If platform and licensing issues keep you away from the big three, you need to look among the discussion site and content management systems. If you're already using a PHP-based system such as PHP-Nuke, you might consider adapting your current system or going to another one in the same general family, such as Geeklog or Drupal. None are as easy to install as Movable Type, but none are hard to maintain once you master their methods.
Command-line tools for blog editing and posting exist on Linux as well. One example is Philip Myelin's Bzero. Philip also is the author of the Python Community Server and phpStorageSystem, both of which are clones of the Userland Radio Community Server. Running one of these applications on your web server allows you to host Radio-based blogs on your Linux box.
If none of the alternatives suits your fancy, you might consider creating or improving an open-source built-for-blogging system. Greymatter, which is written in Perl and GPLed, had some good momentum going until 2001, when Noah Grey decided he had better things to do.
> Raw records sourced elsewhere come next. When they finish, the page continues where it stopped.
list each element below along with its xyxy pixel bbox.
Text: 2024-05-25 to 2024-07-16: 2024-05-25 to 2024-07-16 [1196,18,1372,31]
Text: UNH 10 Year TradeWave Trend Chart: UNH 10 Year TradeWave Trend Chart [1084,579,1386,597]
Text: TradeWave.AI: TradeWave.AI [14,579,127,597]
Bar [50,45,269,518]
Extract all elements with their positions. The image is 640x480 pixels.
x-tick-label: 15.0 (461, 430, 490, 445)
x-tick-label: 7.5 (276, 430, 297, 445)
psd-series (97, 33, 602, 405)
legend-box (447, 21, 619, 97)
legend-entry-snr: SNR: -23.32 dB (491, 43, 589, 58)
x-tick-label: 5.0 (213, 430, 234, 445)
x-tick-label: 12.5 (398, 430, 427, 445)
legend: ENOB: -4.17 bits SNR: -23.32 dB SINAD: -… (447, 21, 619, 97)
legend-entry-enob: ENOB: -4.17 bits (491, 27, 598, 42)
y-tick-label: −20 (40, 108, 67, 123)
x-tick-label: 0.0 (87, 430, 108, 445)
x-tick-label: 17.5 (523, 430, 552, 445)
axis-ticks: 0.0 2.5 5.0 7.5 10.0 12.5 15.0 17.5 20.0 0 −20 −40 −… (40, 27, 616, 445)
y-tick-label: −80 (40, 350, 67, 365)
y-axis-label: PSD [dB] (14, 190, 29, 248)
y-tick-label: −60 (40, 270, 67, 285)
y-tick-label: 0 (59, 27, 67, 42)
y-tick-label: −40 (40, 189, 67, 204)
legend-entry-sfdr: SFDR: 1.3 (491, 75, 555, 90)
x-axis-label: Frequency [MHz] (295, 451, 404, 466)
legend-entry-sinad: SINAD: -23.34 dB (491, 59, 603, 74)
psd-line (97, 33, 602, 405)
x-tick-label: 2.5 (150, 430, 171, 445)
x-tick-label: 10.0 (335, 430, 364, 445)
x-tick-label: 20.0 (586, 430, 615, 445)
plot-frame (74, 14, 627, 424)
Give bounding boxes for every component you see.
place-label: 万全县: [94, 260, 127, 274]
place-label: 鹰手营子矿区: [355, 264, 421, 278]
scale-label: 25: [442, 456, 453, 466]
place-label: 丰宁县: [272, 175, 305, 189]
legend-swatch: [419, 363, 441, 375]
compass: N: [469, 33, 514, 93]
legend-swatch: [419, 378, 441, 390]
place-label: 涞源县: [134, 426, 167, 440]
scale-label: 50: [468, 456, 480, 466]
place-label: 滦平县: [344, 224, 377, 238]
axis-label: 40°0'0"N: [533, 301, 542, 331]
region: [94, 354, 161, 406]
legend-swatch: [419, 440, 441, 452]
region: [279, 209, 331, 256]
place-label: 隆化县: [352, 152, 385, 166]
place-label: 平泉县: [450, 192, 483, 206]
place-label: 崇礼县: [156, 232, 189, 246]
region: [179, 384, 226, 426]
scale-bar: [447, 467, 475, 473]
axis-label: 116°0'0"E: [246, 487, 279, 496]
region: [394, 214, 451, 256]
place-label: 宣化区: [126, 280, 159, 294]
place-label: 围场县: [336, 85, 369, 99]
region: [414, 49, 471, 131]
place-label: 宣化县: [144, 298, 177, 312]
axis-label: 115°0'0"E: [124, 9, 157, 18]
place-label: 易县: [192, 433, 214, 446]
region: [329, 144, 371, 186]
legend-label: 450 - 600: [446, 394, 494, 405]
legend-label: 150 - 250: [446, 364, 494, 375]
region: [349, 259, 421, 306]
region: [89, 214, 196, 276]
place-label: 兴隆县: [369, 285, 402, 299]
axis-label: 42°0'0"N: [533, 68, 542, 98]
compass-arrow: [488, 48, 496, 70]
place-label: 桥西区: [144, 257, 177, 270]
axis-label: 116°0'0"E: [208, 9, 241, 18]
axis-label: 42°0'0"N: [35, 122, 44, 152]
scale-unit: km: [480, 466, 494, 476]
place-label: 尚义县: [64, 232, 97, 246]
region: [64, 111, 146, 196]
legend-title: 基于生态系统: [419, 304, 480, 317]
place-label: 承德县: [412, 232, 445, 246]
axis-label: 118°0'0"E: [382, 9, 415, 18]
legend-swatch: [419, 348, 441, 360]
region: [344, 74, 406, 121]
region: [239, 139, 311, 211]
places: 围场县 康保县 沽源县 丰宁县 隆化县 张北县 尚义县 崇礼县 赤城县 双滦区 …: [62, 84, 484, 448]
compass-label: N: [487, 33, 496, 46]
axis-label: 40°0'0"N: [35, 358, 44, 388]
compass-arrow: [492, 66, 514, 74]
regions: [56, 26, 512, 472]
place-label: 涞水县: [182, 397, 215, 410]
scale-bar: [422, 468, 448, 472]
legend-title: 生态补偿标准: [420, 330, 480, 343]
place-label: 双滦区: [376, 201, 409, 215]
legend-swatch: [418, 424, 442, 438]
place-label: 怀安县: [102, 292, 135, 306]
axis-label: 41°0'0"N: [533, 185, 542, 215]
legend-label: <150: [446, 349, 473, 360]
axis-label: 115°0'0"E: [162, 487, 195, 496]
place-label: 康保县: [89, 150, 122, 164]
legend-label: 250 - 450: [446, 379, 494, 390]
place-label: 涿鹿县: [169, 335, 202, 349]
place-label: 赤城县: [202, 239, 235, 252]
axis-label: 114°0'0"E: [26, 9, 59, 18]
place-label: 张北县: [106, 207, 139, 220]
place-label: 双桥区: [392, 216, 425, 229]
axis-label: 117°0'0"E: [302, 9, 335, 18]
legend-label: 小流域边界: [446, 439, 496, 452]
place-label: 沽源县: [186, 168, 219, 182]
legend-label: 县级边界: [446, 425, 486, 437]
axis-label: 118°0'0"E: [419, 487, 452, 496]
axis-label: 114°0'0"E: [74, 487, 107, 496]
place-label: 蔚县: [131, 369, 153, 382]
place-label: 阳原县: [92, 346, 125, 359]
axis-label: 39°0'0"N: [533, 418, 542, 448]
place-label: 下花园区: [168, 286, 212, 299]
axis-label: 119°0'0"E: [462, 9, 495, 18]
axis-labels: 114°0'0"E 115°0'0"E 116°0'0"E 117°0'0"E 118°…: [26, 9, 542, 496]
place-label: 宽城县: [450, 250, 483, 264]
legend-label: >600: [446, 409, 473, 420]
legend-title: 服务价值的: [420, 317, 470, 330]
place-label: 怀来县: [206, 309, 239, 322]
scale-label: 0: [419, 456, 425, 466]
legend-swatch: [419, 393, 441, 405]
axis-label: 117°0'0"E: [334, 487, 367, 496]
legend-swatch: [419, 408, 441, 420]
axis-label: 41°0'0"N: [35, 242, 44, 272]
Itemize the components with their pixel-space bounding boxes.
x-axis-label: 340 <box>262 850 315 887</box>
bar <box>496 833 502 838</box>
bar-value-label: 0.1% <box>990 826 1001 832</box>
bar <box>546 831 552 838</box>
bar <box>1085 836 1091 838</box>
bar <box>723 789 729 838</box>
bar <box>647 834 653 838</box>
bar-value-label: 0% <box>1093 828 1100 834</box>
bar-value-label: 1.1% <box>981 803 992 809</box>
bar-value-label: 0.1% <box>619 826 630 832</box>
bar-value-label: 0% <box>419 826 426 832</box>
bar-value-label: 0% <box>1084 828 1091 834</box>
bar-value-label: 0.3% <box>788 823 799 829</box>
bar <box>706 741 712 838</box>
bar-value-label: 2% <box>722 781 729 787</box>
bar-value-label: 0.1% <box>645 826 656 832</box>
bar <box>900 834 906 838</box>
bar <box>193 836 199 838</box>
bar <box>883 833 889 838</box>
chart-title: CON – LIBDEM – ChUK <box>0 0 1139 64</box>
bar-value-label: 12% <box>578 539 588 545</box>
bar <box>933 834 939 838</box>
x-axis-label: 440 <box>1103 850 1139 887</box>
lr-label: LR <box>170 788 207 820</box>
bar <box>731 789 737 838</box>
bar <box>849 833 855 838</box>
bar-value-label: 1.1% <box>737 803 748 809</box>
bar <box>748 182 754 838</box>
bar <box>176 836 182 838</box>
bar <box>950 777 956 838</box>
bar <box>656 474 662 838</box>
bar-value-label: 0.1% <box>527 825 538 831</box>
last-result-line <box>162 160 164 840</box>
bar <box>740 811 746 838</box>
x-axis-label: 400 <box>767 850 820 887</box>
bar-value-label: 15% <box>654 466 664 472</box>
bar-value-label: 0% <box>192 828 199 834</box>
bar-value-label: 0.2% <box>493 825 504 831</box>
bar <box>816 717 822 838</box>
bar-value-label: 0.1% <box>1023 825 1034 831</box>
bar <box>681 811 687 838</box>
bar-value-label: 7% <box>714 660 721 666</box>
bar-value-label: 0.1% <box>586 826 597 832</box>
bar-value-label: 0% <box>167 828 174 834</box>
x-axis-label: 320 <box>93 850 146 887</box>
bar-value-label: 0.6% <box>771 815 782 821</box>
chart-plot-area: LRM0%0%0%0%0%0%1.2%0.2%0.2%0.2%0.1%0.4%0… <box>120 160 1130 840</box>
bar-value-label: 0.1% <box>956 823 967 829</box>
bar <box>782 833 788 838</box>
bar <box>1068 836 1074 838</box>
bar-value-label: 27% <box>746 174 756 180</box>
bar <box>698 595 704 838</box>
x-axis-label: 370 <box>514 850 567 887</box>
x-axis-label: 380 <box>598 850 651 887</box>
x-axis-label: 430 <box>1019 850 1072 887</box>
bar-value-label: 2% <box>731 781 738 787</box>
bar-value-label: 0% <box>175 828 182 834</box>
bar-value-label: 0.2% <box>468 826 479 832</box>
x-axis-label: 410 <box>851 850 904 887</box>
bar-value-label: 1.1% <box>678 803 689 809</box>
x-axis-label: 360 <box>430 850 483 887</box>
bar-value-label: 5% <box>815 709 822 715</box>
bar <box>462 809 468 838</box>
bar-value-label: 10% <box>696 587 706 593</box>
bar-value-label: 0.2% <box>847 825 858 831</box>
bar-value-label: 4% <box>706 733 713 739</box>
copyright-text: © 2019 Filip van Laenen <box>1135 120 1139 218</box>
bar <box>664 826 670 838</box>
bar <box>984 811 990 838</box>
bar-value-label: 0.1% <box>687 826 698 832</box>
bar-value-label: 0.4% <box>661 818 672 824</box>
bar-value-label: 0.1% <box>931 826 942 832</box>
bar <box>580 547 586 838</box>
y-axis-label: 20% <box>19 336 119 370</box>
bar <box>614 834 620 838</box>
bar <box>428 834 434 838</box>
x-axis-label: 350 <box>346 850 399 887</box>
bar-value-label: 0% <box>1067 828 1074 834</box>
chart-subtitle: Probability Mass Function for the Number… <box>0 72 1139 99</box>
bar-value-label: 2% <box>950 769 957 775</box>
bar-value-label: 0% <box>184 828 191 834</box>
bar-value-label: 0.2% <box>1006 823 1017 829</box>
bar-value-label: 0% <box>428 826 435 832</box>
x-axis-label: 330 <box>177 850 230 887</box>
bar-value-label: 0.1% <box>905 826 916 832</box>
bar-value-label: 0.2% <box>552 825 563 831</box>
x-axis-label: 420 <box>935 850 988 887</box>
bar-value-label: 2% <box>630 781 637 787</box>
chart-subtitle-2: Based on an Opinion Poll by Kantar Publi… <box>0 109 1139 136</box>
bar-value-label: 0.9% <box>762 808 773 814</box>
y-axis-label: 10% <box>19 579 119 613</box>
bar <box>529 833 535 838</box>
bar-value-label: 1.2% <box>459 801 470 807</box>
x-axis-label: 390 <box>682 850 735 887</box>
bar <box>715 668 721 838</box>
You could pick up where he left off, or you could build a new blog system from scratch.
Countless options are available. URLDIR can generate a variety of feature comparison tables that cover all the systems listed here and then some. If you're at the tire-kicking stage, it's a good place to start.
But don't make a decision before looking at the blogs produced by these different systems. Follow David Ogilvy's classic advice to companies looking for an advertising agency: “Look for work you envy, and find out who does it.”